Edit: I couldn’t find any practical attack, even if nonce reuse happens in the context of the CurveCP handshake. In particular I found no way to impersonate the server in such a situation, since to do that you’d need to know S', the server’s short-term publickey. If the server reuses both short-term key and nonce, impersonation becomes possible.

Issue 2: Client Authentication

The client authenticates by sending a value V = Box[C'](C->S) to the server. I think that this is a bad choice.

Problem 1: If an attacker learns client short term secret c’ of a single session, he will be able to impersonate that user to that server at any point in the future. This shouldn’t happen normally, but I think higher robustness for this failure case would be nice.

The attacker just opens a connection, using the same C' and V. Since V does not depend on S', it’s still valid.

One scenario where this is a relevant attack is keeping the long term key in a secure hardware module, but handling the actual session from a lower trust computer.

This problem could be fixed by making the authenticated message dependent on the server’s short term key, which cannot be chosen by the attacker:
V = Box[C',S'](C->S). This adds a per-connection overhead of 32 bytes, which is negligible. It’s also very unlikely that this introduces any vulnerabilities not present in the original protocol.

Problem 2: If the server’s long term key gets compromized, it’s possible to impersonate arbitrary clients to it.

Anybody who knows s, can trivially calculate the key C->S, and impersonate arbitrary clients. Once again this should not happen, but makes a failure much bigger than it should be.

To fix both problems at the same time, we could use S' instead of S as the second key. i.e. V = Box[C',S](C->S') or V = Box[C'](C->S').

Personally I’d like to include all four public keys and the servername into this authentication, and I’d replace crypto_box with a simple MAC, such as HMAC with KeyExchange(C->S') as key. Switching to HMAC avoids nonce issues, and it also reduces the size of V to 16 bytes. Including additional information, such as the servername allows a secure hardware device to ask a question like “Do you want to authenticate to ServerX?”. If ServerX is your bank’s website when you only want to check your mails, you notice that something is wrong.

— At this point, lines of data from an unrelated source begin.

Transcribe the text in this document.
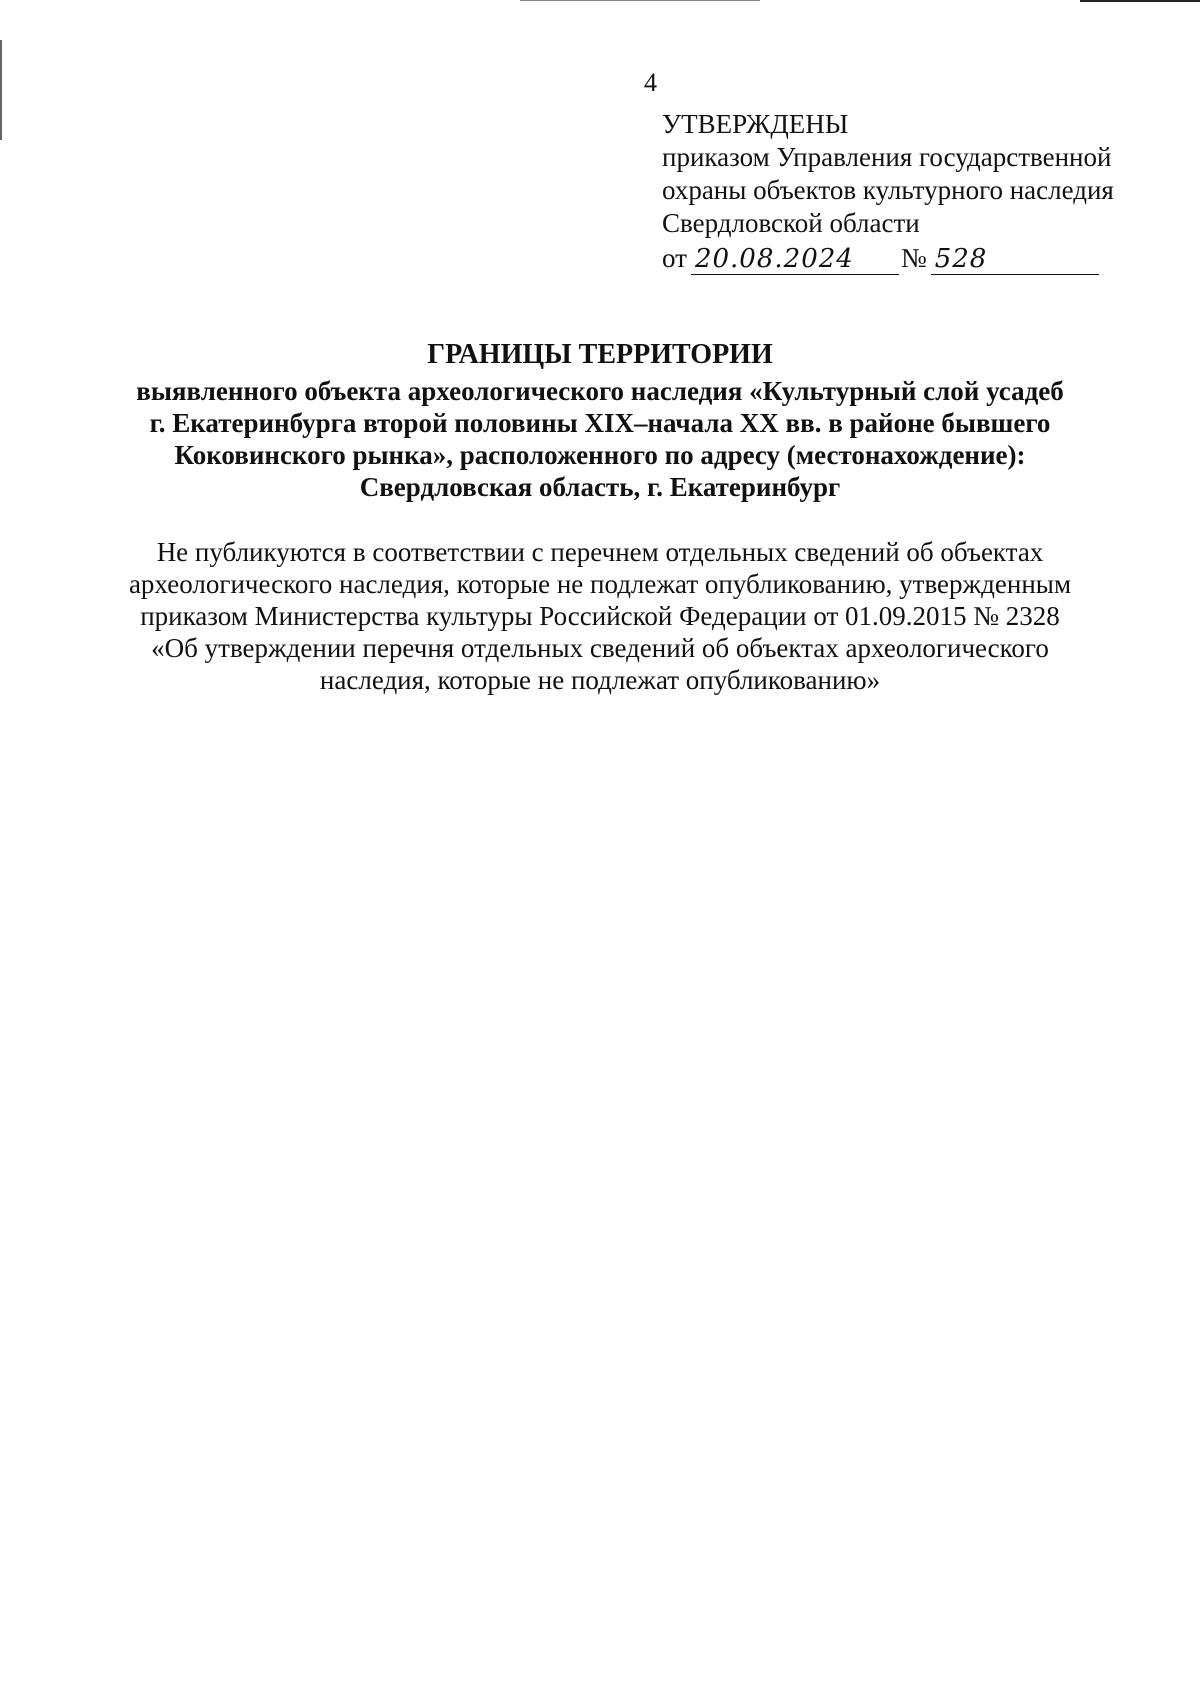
4
УТВЕРЖДЕНЫ
приказом Управления государственной
охраны объектов культурного наследия
Свердловской области
от 20.08.2024	№ 528
ГРАНИЦЫ ТЕРРИТОРИИ
выявленного объекта археологического наследия «Культурный слой усадеб
г. Екатеринбурга второй половины XIX–начала XX вв. в районе бывшего
Коковинского рынка», расположенного по адресу (местонахождение):
Свердловская область, г. Екатеринбург
Не публикуются в соответствии с перечнем отдельных сведений об объектах
археологического наследия, которые не подлежат опубликованию, утвержденным
приказом Министерства культуры Российской Федерации от 01.09.2015 № 2328
«Об утверждении перечня отдельных сведений об объектах археологического
наследия, которые не подлежат опубликованию»
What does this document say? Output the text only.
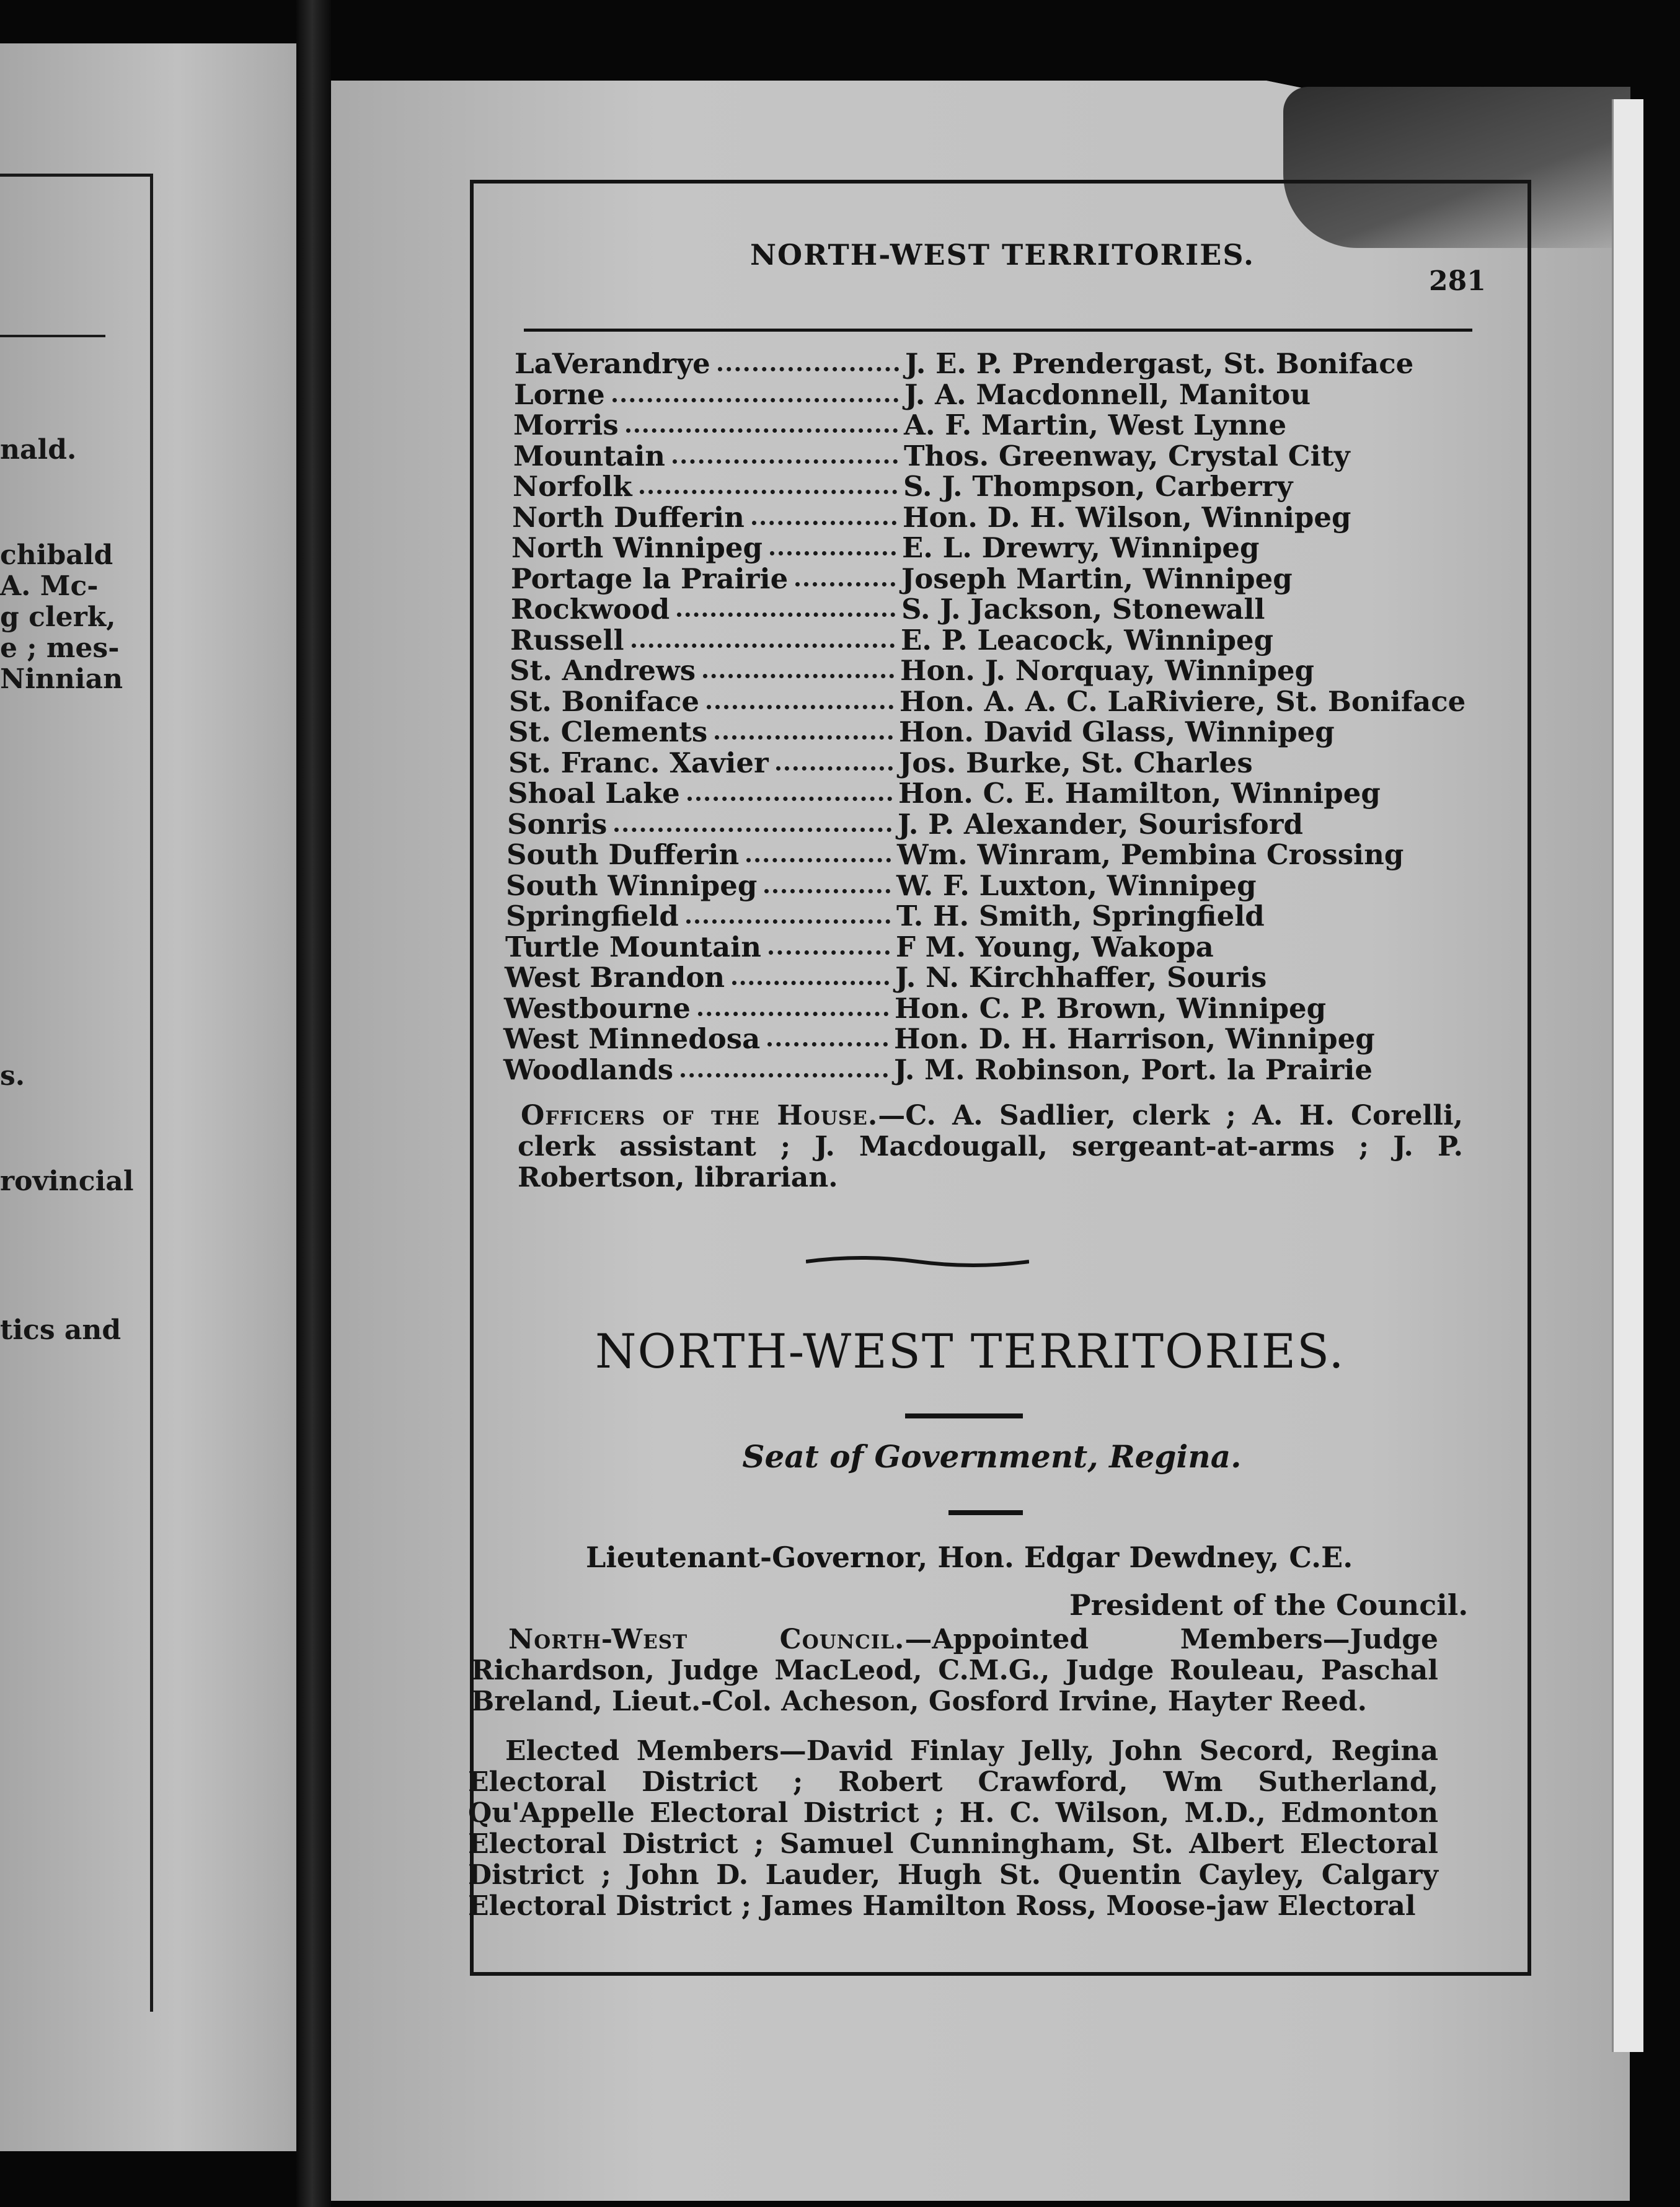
nald.
chibald
A. Mc-
g clerk,
e ; mes-
Ninnian
s.
rovincial
tics and
NORTH-WEST TERRITORIES.
281
LaVerandrye	J. E. P. Prendergast, St. Boniface
Lorne	J. A. Macdonnell, Manitou
Morris	A. F. Martin, West Lynne
Mountain	Thos. Greenway, Crystal City
Norfolk	S. J. Thompson, Carberry
North Dufferin	Hon. D. H. Wilson, Winnipeg
North Winnipeg	E. L. Drewry, Winnipeg
Portage la Prairie	Joseph Martin, Winnipeg
Rockwood	S. J. Jackson, Stonewall
Russell	E. P. Leacock, Winnipeg
St. Andrews	Hon. J. Norquay, Winnipeg
St. Boniface	Hon. A. A. C. LaRiviere, St. Boniface
St. Clements	Hon. David Glass, Winnipeg
St. Franc. Xavier	Jos. Burke, St. Charles
Shoal Lake	Hon. C. E. Hamilton, Winnipeg
Sonris	J. P. Alexander, Sourisford
South Dufferin	Wm. Winram, Pembina Crossing
South Winnipeg	W. F. Luxton, Winnipeg
Springfield	T. H. Smith, Springfield
Turtle Mountain	F M. Young, Wakopa
West Brandon	J. N. Kirchhaffer, Souris
Westbourne	Hon. C. P. Brown, Winnipeg
West Minnedosa	Hon. D. H. Harrison, Winnipeg
Woodlands	J. M. Robinson, Port. la Prairie
Officers of the House.—C. A. Sadlier, clerk ; A. H. Corelli, clerk assistant ; J. Macdougall, sergeant-at-arms ; J. P. Robertson, librarian.
NORTH-WEST TERRITORIES.
Seat of Government, Regina.
Lieutenant-Governor, Hon. Edgar Dewdney, C.E.
President of the Council.
North-West Council.—Appointed Members—Judge Richardson, Judge MacLeod, C.M.G., Judge Rouleau, Paschal Breland, Lieut.-Col. Acheson, Gosford Irvine, Hayter Reed.
Elected Members—David Finlay Jelly, John Secord, Regina Electoral District ; Robert Crawford, Wm Sutherland, Qu'Appelle Electoral District ; H. C. Wilson, M.D., Edmonton Electoral District ; Samuel Cunningham, St. Albert Electoral District ; John D. Lauder, Hugh St. Quentin Cayley, Calgary Electoral District ; James Hamilton Ross, Moose-jaw Electoral
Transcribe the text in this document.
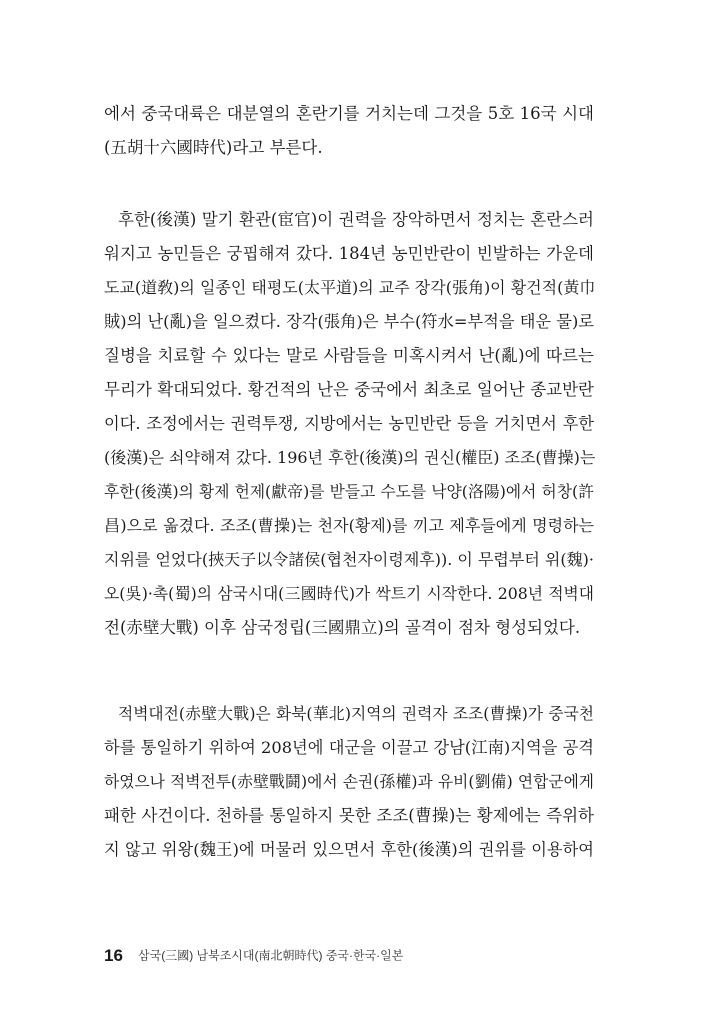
에서 중국대륙은 대분열의 혼란기를 거치는데 그것을 5호 16국 시대
(五胡十六國時代)라고 부른다.
후한(後漢) 말기 환관(宦官)이 권력을 장악하면서 정치는 혼란스러
워지고 농민들은 궁핍해져 갔다. 184년 농민반란이 빈발하는 가운데
도교(道敎)의 일종인 태평도(太平道)의 교주 장각(張角)이 황건적(黃巾
賊)의 난(亂)을 일으켰다. 장각(張角)은 부수(符水=부적을 태운 물)로
질병을 치료할 수 있다는 말로 사람들을 미혹시켜서 난(亂)에 따르는
무리가 확대되었다. 황건적의 난은 중국에서 최초로 일어난 종교반란
이다. 조정에서는 권력투쟁, 지방에서는 농민반란 등을 거치면서 후한
(後漢)은 쇠약해져 갔다. 196년 후한(後漢)의 권신(權臣) 조조(曹操)는
후한(後漢)의 황제 헌제(獻帝)를 받들고 수도를 낙양(洛陽)에서 허창(許
昌)으로 옮겼다. 조조(曹操)는 천자(황제)를 끼고 제후들에게 명령하는
지위를 얻었다(挾天子以令諸侯(협천자이령제후)). 이 무렵부터 위(魏)·
오(吳)·촉(蜀)의 삼국시대(三國時代)가 싹트기 시작한다. 208년 적벽대
전(赤壁大戰) 이후 삼국정립(三國鼎立)의 골격이 점차 형성되었다.
적벽대전(赤壁大戰)은 화북(華北)지역의 권력자 조조(曹操)가 중국천
하를 통일하기 위하여 208년에 대군을 이끌고 강남(江南)지역을 공격
하였으나 적벽전투(赤壁戰鬪)에서 손권(孫權)과 유비(劉備) 연합군에게
패한 사건이다. 천하를 통일하지 못한 조조(曹操)는 황제에는 즉위하
지 않고 위왕(魏王)에 머물러 있으면서 후한(後漢)의 권위를 이용하여
16 삼국(三國) 남북조시대(南北朝時代) 중국·한국·일본
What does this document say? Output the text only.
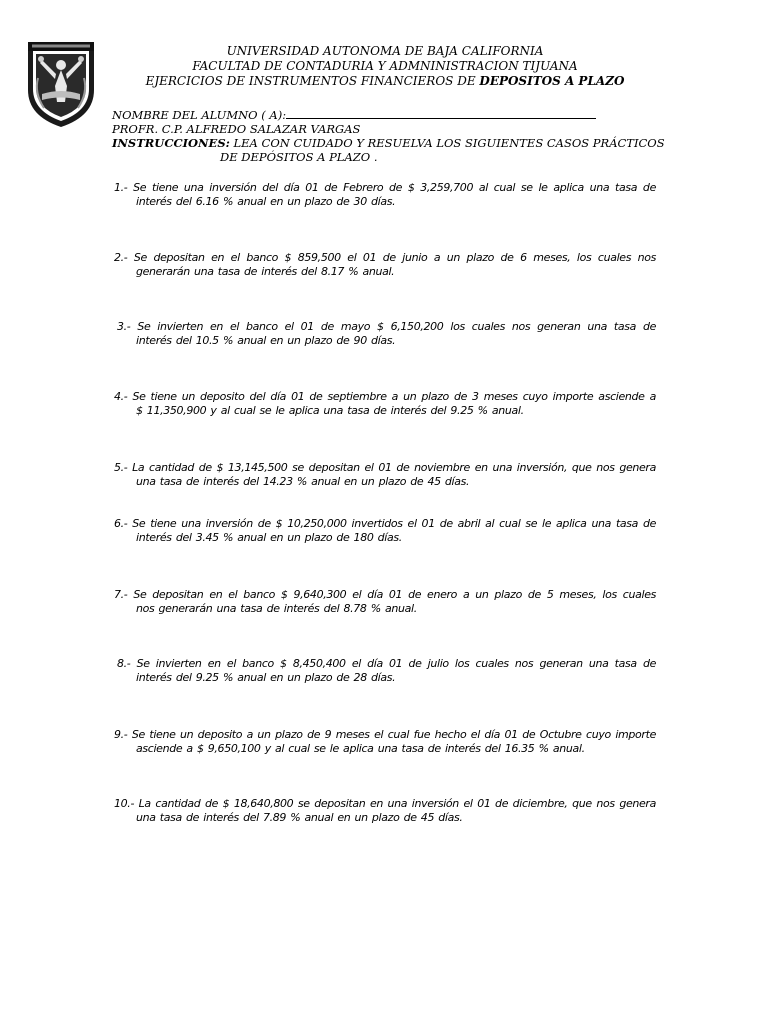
UNIVERSIDAD AUTONOMA DE BAJA CALIFORNIA
FACULTAD DE CONTADURIA Y ADMNINISTRACION TIJUANA
EJERCICIOS DE INSTRUMENTOS FINANCIEROS DE DEPOSITOS A PLAZO
NOMBRE DEL ALUMNO ( A):
PROFR. C.P. ALFREDO SALAZAR VARGAS
INSTRUCCIONES: LEA CON CUIDADO Y RESUELVA LOS SIGUIENTES CASOS PRÁCTICOS
DE DEPÓSITOS A PLAZO .
1.- Se tiene una inversión del día 01 de Febrero de $ 3,259,700 al cual se le aplica una tasa de
interés del 6.16 % anual en un plazo de 30 días.
2.- Se depositan en el banco $ 859,500 el 01 de junio a un plazo de 6 meses, los cuales nos
generarán una tasa de interés del 8.17 % anual.
3.- Se invierten en el banco el 01 de mayo $ 6,150,200 los cuales nos generan una tasa de
interés del 10.5 % anual en un plazo de 90 días.
4.- Se tiene un deposito del día 01 de septiembre a un plazo de 3 meses cuyo importe asciende a
$ 11,350,900 y al cual se le aplica una tasa de interés del 9.25 % anual.
5.- La cantidad de $ 13,145,500 se depositan el 01 de noviembre en una inversión, que nos genera
una tasa de interés del 14.23 % anual en un plazo de 45 días.
6.- Se tiene una inversión de $ 10,250,000 invertidos el 01 de abril al cual se le aplica una tasa de
interés del 3.45 % anual en un plazo de 180 días.
7.- Se depositan en el banco $ 9,640,300 el día 01 de enero a un plazo de 5 meses, los cuales
nos generarán una tasa de interés del 8.78 % anual.
8.- Se invierten en el banco $ 8,450,400 el día 01 de julio los cuales nos generan una tasa de
interés del 9.25 % anual en un plazo de 28 días.
9.- Se tiene un deposito a un plazo de 9 meses el cual fue hecho el día 01 de Octubre cuyo importe
asciende a $ 9,650,100 y al cual se le aplica una tasa de interés del 16.35 % anual.
10.- La cantidad de $ 18,640,800 se depositan en una inversión el 01 de diciembre, que nos genera
una tasa de interés del 7.89 % anual en un plazo de 45 días.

Interestingly, in some contexts, such as an OTR like protocol, using C->S' instead of C->S is undesirable, since it weakens deniability for the client. But I still think it’s preferable in most situations.

Issue 3: Replay Attacks

This is an implementation pitfall, not an inherent problem of the protocol.

A naive server will accept an Initiate-Packet, as long as the associated minute-key is still valid, allowing an attacker to replay a full connection. To avoid this, you need to put C' on a blacklist when initiating a connection. You can expire a blacklist entry when the associated minute key expires. It’s not enough to just prevent connections with a client short-term key that’s already in use (You need to do that too, since C' doubles as connection identifier).

Edit: Locking at the implementation in NaCl-20110221 (an alpha version), it seems to be vulnerable to this. A related code section has the comment /* XXX: cache cookie if it's recent */, which when implemented would probably fix the issue.


My conclusion is that CurveCP has one actual undesirable property in the protocol: The weak client authentication. The other issues can be avoided by a careful implementation.